Again, this is the shell game. Remember, natural selection is a two-step process.

Pitman is correct but irrelevant. Natural selection does not "manipulate" mutations, but selects among them for those mutations that do produce a new hormone, enzyme system, or organ.

Now, some mutations make new DNA. That is, new genes. Copying errors include copying the gene twice instead of once -- gene duplication -- so that now you have two copies instead of one. Since you still have the original function in one copy, the second copy can now have mutations that give a new function. Whole chromosomes can be duplicated. Or you can copy part of the chromosome (a single strand of DNA) and then attach it to another chromosome. If you do this backwards, it is completely new DNA. This is called a transposition. There is also cases where DNA is inserted into a genome. This is done via transposons. Many of the growth factors in humans started out as viral genes that got inserted into our genome. This is new information to us.
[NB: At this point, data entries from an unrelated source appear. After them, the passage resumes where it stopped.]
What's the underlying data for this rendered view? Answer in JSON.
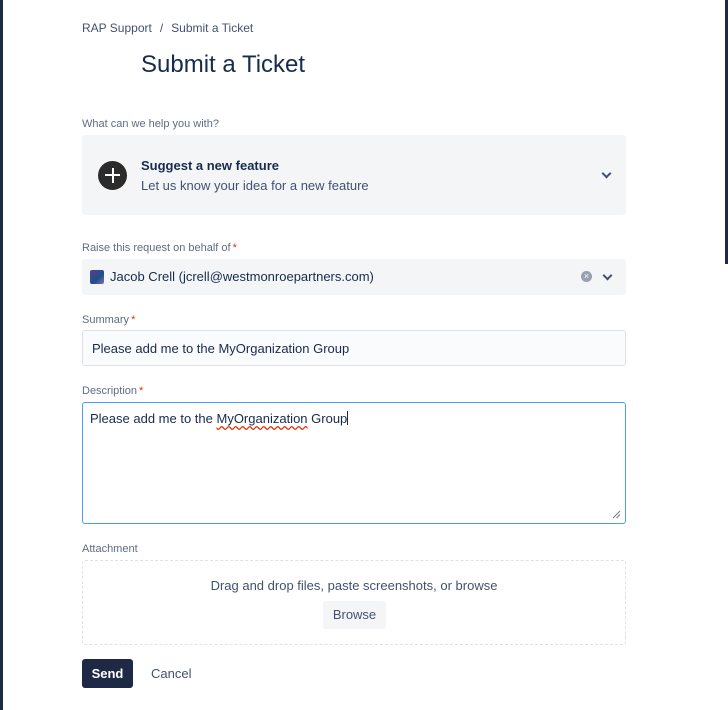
{
  "breadcrumb": {
    "root": "RAP Support",
    "separator": "/",
    "current": "Submit a Ticket"
  },
  "page": {
    "title": "Submit a Ticket"
  },
  "request_type": {
    "label": "What can we help you with?",
    "title": "Suggest a new feature",
    "description": "Let us know your idea for a new feature",
    "icon": "plus-circle-icon"
  },
  "behalf": {
    "label": "Raise this request on behalf of",
    "required_mark": "*",
    "value": "Jacob Crell (jcrell@westmonroepartners.com)"
  },
  "summary": {
    "label": "Summary",
    "required_mark": "*",
    "value": "Please add me to the MyOrganization Group"
  },
  "description": {
    "label": "Description",
    "required_mark": "*",
    "value_before": "Please add me to the ",
    "value_misspelled": "MyOrganization",
    "value_after": " Group"
  },
  "attachment": {
    "label": "Attachment",
    "prompt": "Drag and drop files, paste screenshots, or browse",
    "browse_label": "Browse"
  },
  "actions": {
    "send_label": "Send",
    "cancel_label": "Cancel"
  },
  "colors": {
    "primary": "#1e2a45",
    "required": "#de350b",
    "focus": "#4c9aff",
    "field_bg": "#f4f5f7"
  }
}
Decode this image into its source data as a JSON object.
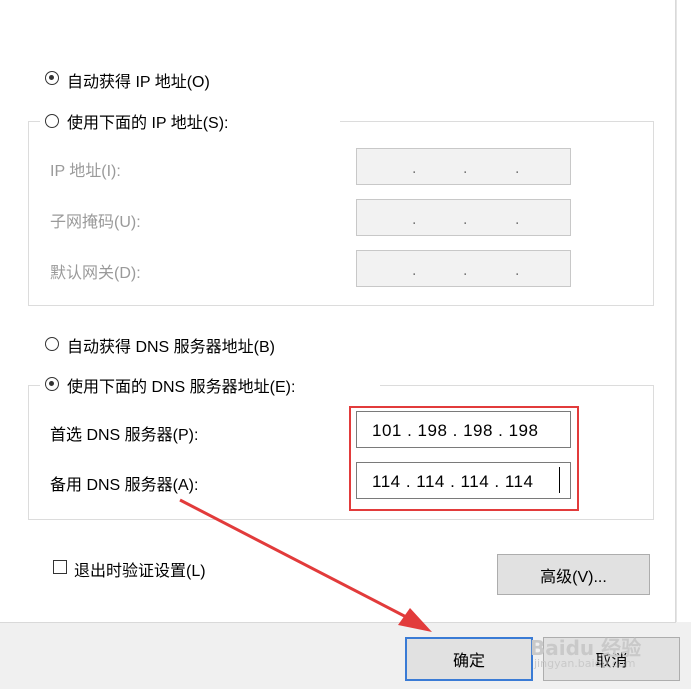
{
  "ip_section": {
    "auto_ip_label": "自动获得 IP 地址(O)",
    "manual_ip_label": "使用下面的 IP 地址(S):",
    "ip_address_label": "IP 地址(I):",
    "subnet_label": "子网掩码(U):",
    "gateway_label": "默认网关(D):",
    "empty_ip_dots": ".      .      ."
  },
  "dns_section": {
    "auto_dns_label": "自动获得 DNS 服务器地址(B)",
    "manual_dns_label": "使用下面的 DNS 服务器地址(E):",
    "preferred_label": "首选 DNS 服务器(P):",
    "preferred_value": "101 . 198 . 198 . 198",
    "alternate_label": "备用 DNS 服务器(A):",
    "alternate_value": "114 . 114 . 114 . 114"
  },
  "validate_label": "退出时验证设置(L)",
  "buttons": {
    "advanced": "高级(V)...",
    "ok": "确定",
    "cancel": "取消"
  },
  "watermark": {
    "brand": "Baidu 经验",
    "url": "jingyan.baidu.com"
  },
  "colors": {
    "highlight": "#e23b3b",
    "arrow": "#e23b3b",
    "ok_border": "#3a7bd5"
  }
}
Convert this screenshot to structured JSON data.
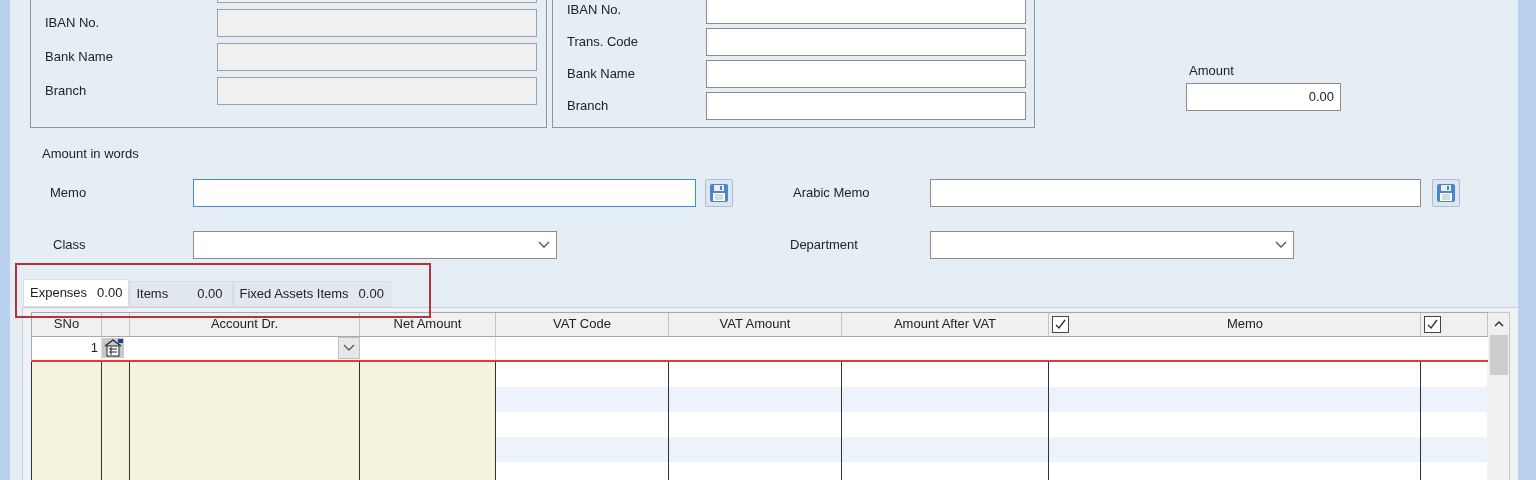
{
  "payee_bank": {
    "fields": [
      {
        "disabled": true
      },
      {
        "label": "IBAN No.",
        "disabled": true
      },
      {
        "label": "Bank Name",
        "disabled": true
      },
      {
        "label": "Branch",
        "disabled": true
      }
    ]
  },
  "transfer_bank": {
    "fields": [
      {
        "label": "IBAN No.",
        "disabled": false
      },
      {
        "label": "Trans. Code",
        "disabled": false
      },
      {
        "label": "Bank Name",
        "disabled": false
      },
      {
        "label": "Branch",
        "disabled": false
      }
    ]
  },
  "amount": {
    "label": "Amount",
    "value": "0.00"
  },
  "amount_in_words": {
    "label": "Amount in words"
  },
  "memo": {
    "label": "Memo",
    "focused": true
  },
  "arabic_memo": {
    "label": "Arabic Memo",
    "focused": false
  },
  "class": {
    "label": "Class"
  },
  "department": {
    "label": "Department"
  },
  "tabs": [
    {
      "label": "Expenses",
      "total": "0.00",
      "selected": true
    },
    {
      "label": "Items",
      "total": "0.00",
      "selected": false
    },
    {
      "label": "Fixed Assets Items",
      "total": "0.00",
      "selected": false
    }
  ],
  "grid": {
    "columns": [
      {
        "kind": "text",
        "label": "SNo"
      },
      {
        "kind": "blank"
      },
      {
        "kind": "text",
        "label": "Account Dr."
      },
      {
        "kind": "text",
        "label": "Net Amount"
      },
      {
        "kind": "text",
        "label": "VAT Code"
      },
      {
        "kind": "text",
        "label": "VAT Amount"
      },
      {
        "kind": "text",
        "label": "Amount After VAT"
      },
      {
        "kind": "check",
        "label": "Memo",
        "checked": true
      },
      {
        "kind": "check",
        "checked": true
      }
    ],
    "rows": [
      {
        "sno": "1"
      }
    ]
  }
}
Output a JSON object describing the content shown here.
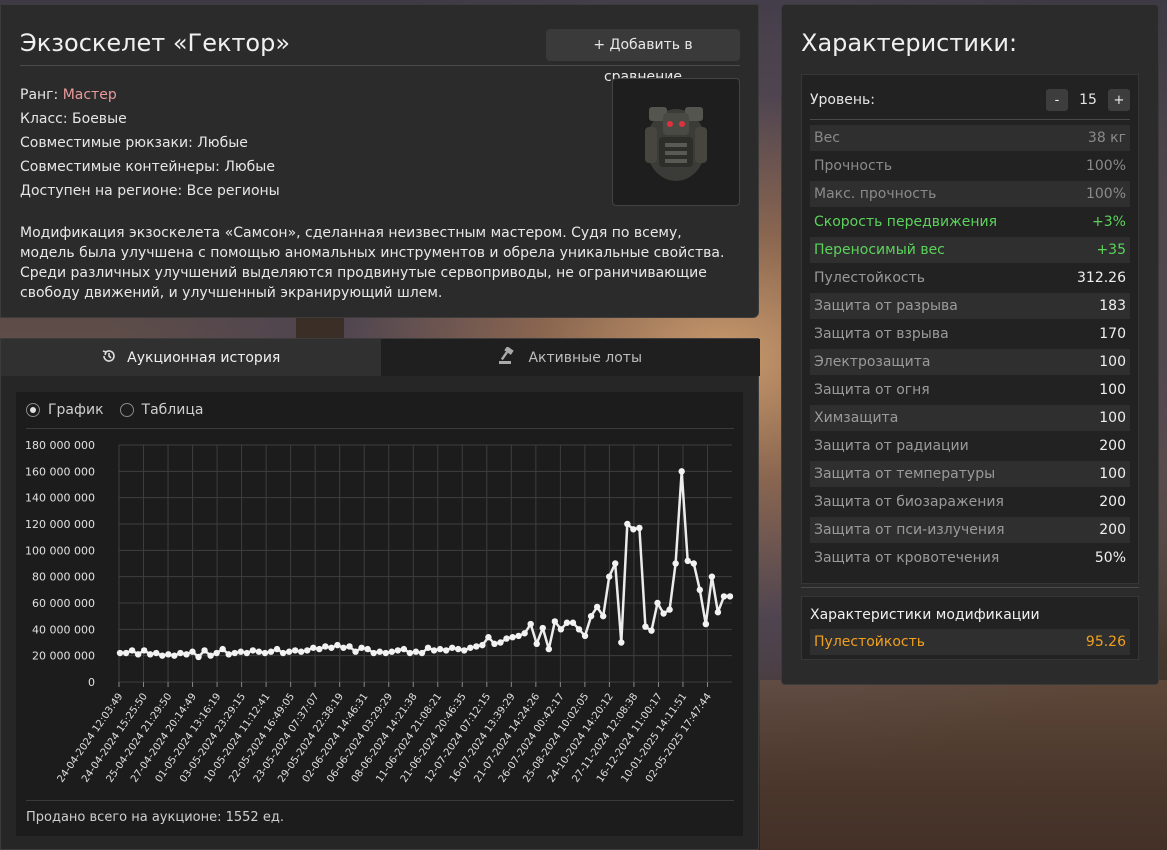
{
  "item": {
    "title": "Экзоскелет «Гектор»",
    "compare_label": "Добавить в сравнение",
    "rank_label": "Ранг:",
    "rank_value": "Мастер",
    "class_line": "Класс: Боевые",
    "backpacks_line": "Совместимые рюкзаки: Любые",
    "containers_line": "Совместимые контейнеры: Любые",
    "region_line": "Доступен на регионе: Все регионы",
    "description": "Модификация экзоскелета «Самсон», сделанная неизвестным мастером. Судя по всему, модель была улучшена с помощью аномальных инструментов и обрела уникальные свойства. Среди различных улучшений выделяются продвинутые сервоприводы, не ограничивающие свободу движений, и улучшенный экранирующий шлем."
  },
  "auction": {
    "tabs": [
      "Аукционная история",
      "Активные лоты"
    ],
    "radio_chart": "График",
    "radio_table": "Таблица",
    "sold_total": "Продано всего на аукционе: 1552 ед."
  },
  "chart_data": {
    "type": "line",
    "y_ticks": [
      "180 000 000",
      "160 000 000",
      "140 000 000",
      "120 000 000",
      "100 000 000",
      "80 000 000",
      "60 000 000",
      "40 000 000",
      "20 000 000",
      "0"
    ],
    "ylim": [
      0,
      180000000
    ],
    "grid": true,
    "x_tick_labels": [
      "24-04-2024 12:03:49",
      "24-04-2024 15:25:50",
      "25-04-2024 21:29:50",
      "27-04-2024 20:14:49",
      "01-05-2024 13:16:19",
      "03-05-2024 23:29:15",
      "10-05-2024 11:12:41",
      "22-05-2024 16:49:05",
      "23-05-2024 07:37:07",
      "29-05-2024 22:38:19",
      "02-06-2024 14:46:31",
      "06-06-2024 03:29:29",
      "08-06-2024 14:21:38",
      "11-06-2024 21:08:21",
      "21-06-2024 20:46:35",
      "12-07-2024 07:12:15",
      "16-07-2024 13:39:29",
      "21-07-2024 14:24:26",
      "26-07-2024 00:42:17",
      "25-08-2024 10:02:05",
      "24-10-2024 14:20:12",
      "27-11-2024 12:08:38",
      "16-12-2024 11:00:17",
      "10-01-2025 14:11:51",
      "02-05-2025 17:47:44"
    ],
    "values": [
      22000000,
      22000000,
      24000000,
      21000000,
      24000000,
      21000000,
      22000000,
      20000000,
      21000000,
      20000000,
      22000000,
      21000000,
      23000000,
      19000000,
      24000000,
      20000000,
      22000000,
      25000000,
      21000000,
      22000000,
      23000000,
      22000000,
      24000000,
      23000000,
      22000000,
      23000000,
      25000000,
      22000000,
      23000000,
      24000000,
      23000000,
      24000000,
      26000000,
      25000000,
      27000000,
      26000000,
      28000000,
      26000000,
      27000000,
      23000000,
      26000000,
      25000000,
      22000000,
      23000000,
      22000000,
      23000000,
      24000000,
      25000000,
      22000000,
      23000000,
      22000000,
      26000000,
      24000000,
      25000000,
      24000000,
      26000000,
      25000000,
      24000000,
      26000000,
      27000000,
      28000000,
      34000000,
      29000000,
      30000000,
      33000000,
      34000000,
      35000000,
      37000000,
      44000000,
      29000000,
      41000000,
      25000000,
      46000000,
      40000000,
      45000000,
      45000000,
      40000000,
      35000000,
      50000000,
      57000000,
      50000000,
      80000000,
      90000000,
      30000000,
      120000000,
      116000000,
      117000000,
      42000000,
      39000000,
      60000000,
      52000000,
      55000000,
      90000000,
      160000000,
      92000000,
      90000000,
      70000000,
      44000000,
      80000000,
      53000000,
      65000000,
      65000000
    ]
  },
  "stats": {
    "title": "Характеристики:",
    "level_label": "Уровень:",
    "level_value": "15",
    "minus": "-",
    "plus": "+",
    "rows": [
      {
        "name": "Вес",
        "value": "38 кг",
        "style": "muted"
      },
      {
        "name": "Прочность",
        "value": "100%",
        "style": "muted"
      },
      {
        "name": "Макс. прочность",
        "value": "100%",
        "style": "muted"
      },
      {
        "name": "Скорость передвижения",
        "value": "+3%",
        "style": "green"
      },
      {
        "name": "Переносимый вес",
        "value": "+35",
        "style": "green"
      },
      {
        "name": "Пулестойкость",
        "value": "312.26",
        "style": "white"
      },
      {
        "name": "Защита от разрыва",
        "value": "183",
        "style": "white"
      },
      {
        "name": "Защита от взрыва",
        "value": "170",
        "style": "white"
      },
      {
        "name": "Электрозащита",
        "value": "100",
        "style": "white"
      },
      {
        "name": "Защита от огня",
        "value": "100",
        "style": "white"
      },
      {
        "name": "Химзащита",
        "value": "100",
        "style": "white"
      },
      {
        "name": "Защита от радиации",
        "value": "200",
        "style": "white"
      },
      {
        "name": "Защита от температуры",
        "value": "100",
        "style": "white"
      },
      {
        "name": "Защита от биозаражения",
        "value": "200",
        "style": "white"
      },
      {
        "name": "Защита от пси-излучения",
        "value": "200",
        "style": "white"
      },
      {
        "name": "Защита от кровотечения",
        "value": "50%",
        "style": "white"
      }
    ],
    "mod_title": "Характеристики модификации",
    "mod_row": {
      "name": "Пулестойкость",
      "value": "95.26"
    }
  }
}
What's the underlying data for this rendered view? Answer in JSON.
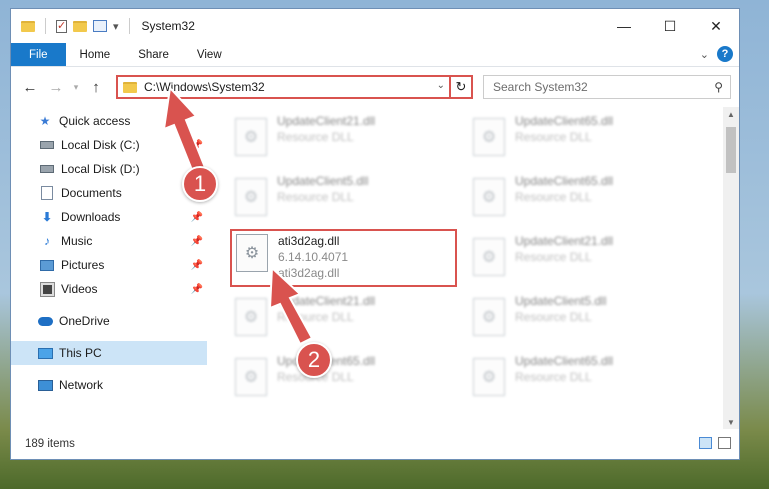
{
  "window": {
    "title": "System32",
    "controls": {
      "minimize": "—",
      "maximize": "☐",
      "close": "✕"
    }
  },
  "ribbon": {
    "tabs": [
      "File",
      "Home",
      "Share",
      "View"
    ],
    "help": "?"
  },
  "address": {
    "path": "C:\\Windows\\System32",
    "search_placeholder": "Search System32"
  },
  "sidebar": {
    "quick_access": "Quick access",
    "items": [
      {
        "label": "Local Disk (C:)",
        "pinned": true
      },
      {
        "label": "Local Disk (D:)",
        "pinned": false
      },
      {
        "label": "Documents",
        "pinned": true
      },
      {
        "label": "Downloads",
        "pinned": true
      },
      {
        "label": "Music",
        "pinned": true
      },
      {
        "label": "Pictures",
        "pinned": true
      },
      {
        "label": "Videos",
        "pinned": true
      }
    ],
    "onedrive": "OneDrive",
    "this_pc": "This PC",
    "network": "Network"
  },
  "files": {
    "left": [
      {
        "name": "UpdateClient21.dll",
        "type": "Resource DLL"
      },
      {
        "name": "UpdateClient5.dll",
        "type": "Resource DLL"
      },
      {
        "name": "ati3d2ag.dll",
        "version": "6.14.10.4071",
        "desc": "ati3d2ag.dll"
      },
      {
        "name": "UpdateClient21.dll",
        "type": "Resource DLL"
      },
      {
        "name": "UpdateClient65.dll",
        "type": "Resource DLL"
      }
    ],
    "right": [
      {
        "name": "UpdateClient65.dll",
        "type": "Resource DLL"
      },
      {
        "name": "UpdateClient65.dll",
        "type": "Resource DLL"
      },
      {
        "name": "UpdateClient21.dll",
        "type": "Resource DLL"
      },
      {
        "name": "UpdateClient5.dll",
        "type": "Resource DLL"
      },
      {
        "name": "UpdateClient65.dll",
        "type": "Resource DLL"
      }
    ]
  },
  "status": {
    "items": "189 items"
  },
  "callouts": {
    "one": "1",
    "two": "2",
    "color": "#d9534f"
  }
}
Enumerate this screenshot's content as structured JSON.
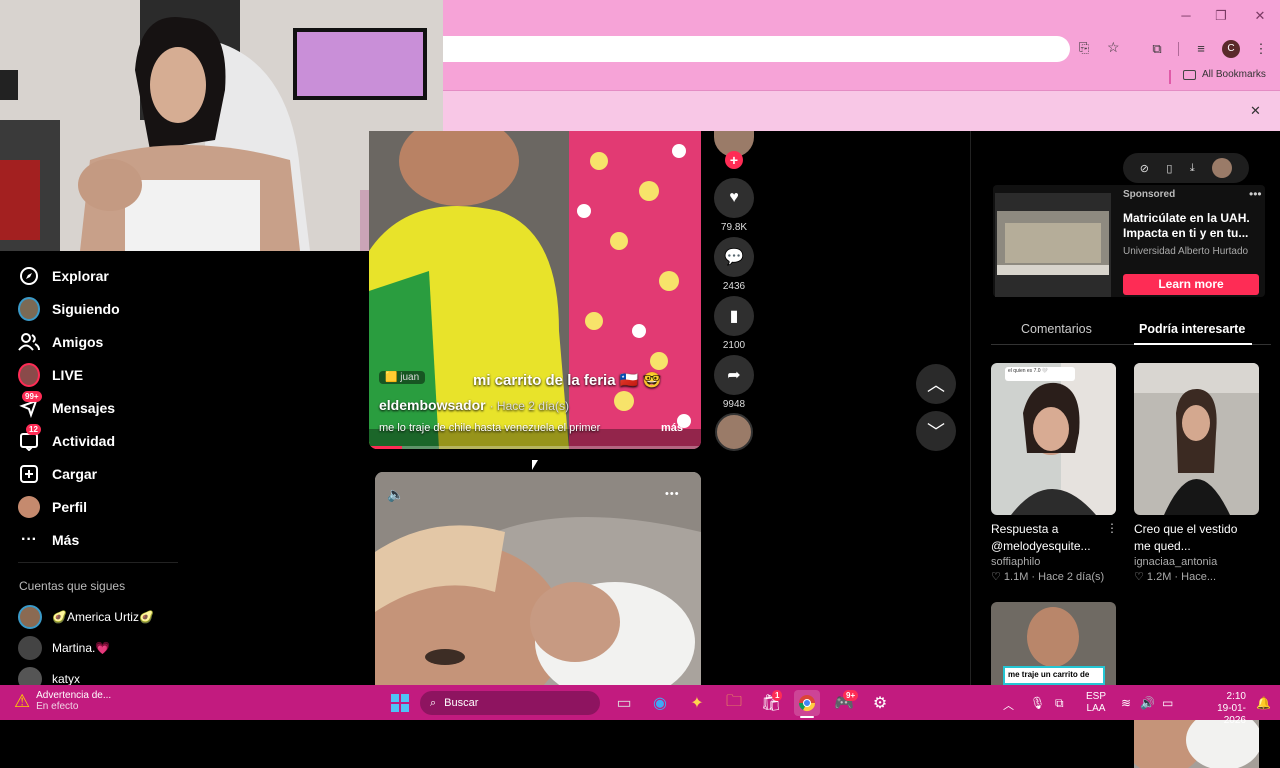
{
  "window": {
    "minimize": "─",
    "restore": "❐",
    "close": "✕"
  },
  "toolbar": {
    "bookmarks_label": "All Bookmarks",
    "profile_initial": "C",
    "infobar_close": "✕"
  },
  "sidebar": {
    "items": [
      {
        "label": "Explorar",
        "icon": "compass-icon"
      },
      {
        "label": "Siguiendo",
        "icon": "following-avatar"
      },
      {
        "label": "Amigos",
        "icon": "friends-icon"
      },
      {
        "label": "LIVE",
        "icon": "live-avatar"
      },
      {
        "label": "Mensajes",
        "icon": "messages-icon",
        "badge": "99+"
      },
      {
        "label": "Actividad",
        "icon": "activity-icon",
        "badge": "12"
      },
      {
        "label": "Cargar",
        "icon": "upload-icon"
      },
      {
        "label": "Perfil",
        "icon": "profile-avatar"
      },
      {
        "label": "Más",
        "icon": "more-icon"
      }
    ],
    "following_heading": "Cuentas que sigues",
    "following": [
      {
        "name": "🥑America Urtiz🥑"
      },
      {
        "name": "Martina.💗"
      },
      {
        "name": "katyx"
      }
    ]
  },
  "video1": {
    "tag": "🟨 juan",
    "caption_overlay": "mi carrito de la feria 🇨🇱 🤓",
    "author": "eldembowsador",
    "time": "· Hace 2 día(s)",
    "description": "me lo traje de chile hasta venezuela el primer",
    "more": "más",
    "progress": 0.1
  },
  "actions": {
    "likes": "79.8K",
    "comments": "2436",
    "saves": "2100",
    "shares": "9948"
  },
  "video2": {
    "volume_icon": "🔈",
    "menu": "•••"
  },
  "right": {
    "sponsored_label": "Sponsored",
    "ad_title": "Matricúlate en la UAH. Impacta en ti y en tu...",
    "ad_advertiser": "Universidad Alberto Hurtado",
    "ad_cta": "Learn more",
    "tabs": [
      "Comentarios",
      "Podría interesarte"
    ],
    "cards": [
      {
        "title": "Respuesta a @melodyesquite...",
        "author": "soffiaphilo",
        "meta": "♡ 1.1M · Hace 2 día(s)",
        "mini_caption": "el quien es 7.0 🤍"
      },
      {
        "title": "Creo que el vestido me qued...",
        "author": "ignaciaa_antonia",
        "meta": "♡ 1.2M · Hace..."
      }
    ],
    "card3_caption": "me traje un carrito de"
  },
  "taskbar": {
    "weather_title": "Advertencia de...",
    "weather_sub": "En efecto",
    "search_placeholder": "Buscar",
    "lang1": "ESP",
    "lang2": "LAA",
    "time": "2:10",
    "date": "19-01-2026",
    "store_badge": "1",
    "discord_badge": "9+"
  },
  "colors": {
    "accent": "#fe2c55",
    "chrome": "#f6a3d7",
    "taskbar": "#c21b7f"
  }
}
A fly is an invertebrate. So it can't evolve into a bird anyway. However, a tetrapod (dinosaur) could. Sometimes when an allele is modified, you do get something new.

Also, in development, you often don't have to have a completely new gene to get a new feature. You simply have to change how long the gene is expressed. This happens in the transition from dinos to birds.
Science 1996 May 3;272(5262):738-41
Requirement for BMP signaling in interdigital apoptosis and scale formation.
Zou H, Niswander L
"Interdigital cell death leads to regression of soft tissue between embryonic digits in many vertebrates. Although the signals that regulate interdigital apoptosis are not known, BMPs--signaling molecules of the transforming growth factor-beta superfamily--are expressed interdigitally. A dominant negative type I BMP receptor (dnBMPR-IB) was used here to block BMP signaling. Expression of dnBMPR in chicken embryonic hind limbs greatly reduced interdigital apoptosis and resulted in webbed feet. In addition, scales were transformed into feathers. The similarity of the webbing to webbed duck feet led to studies that indicate that BMPs are not expressed in the duck interdigit. These results indicate BMP signaling actively mediates cell death in the embryonic limb."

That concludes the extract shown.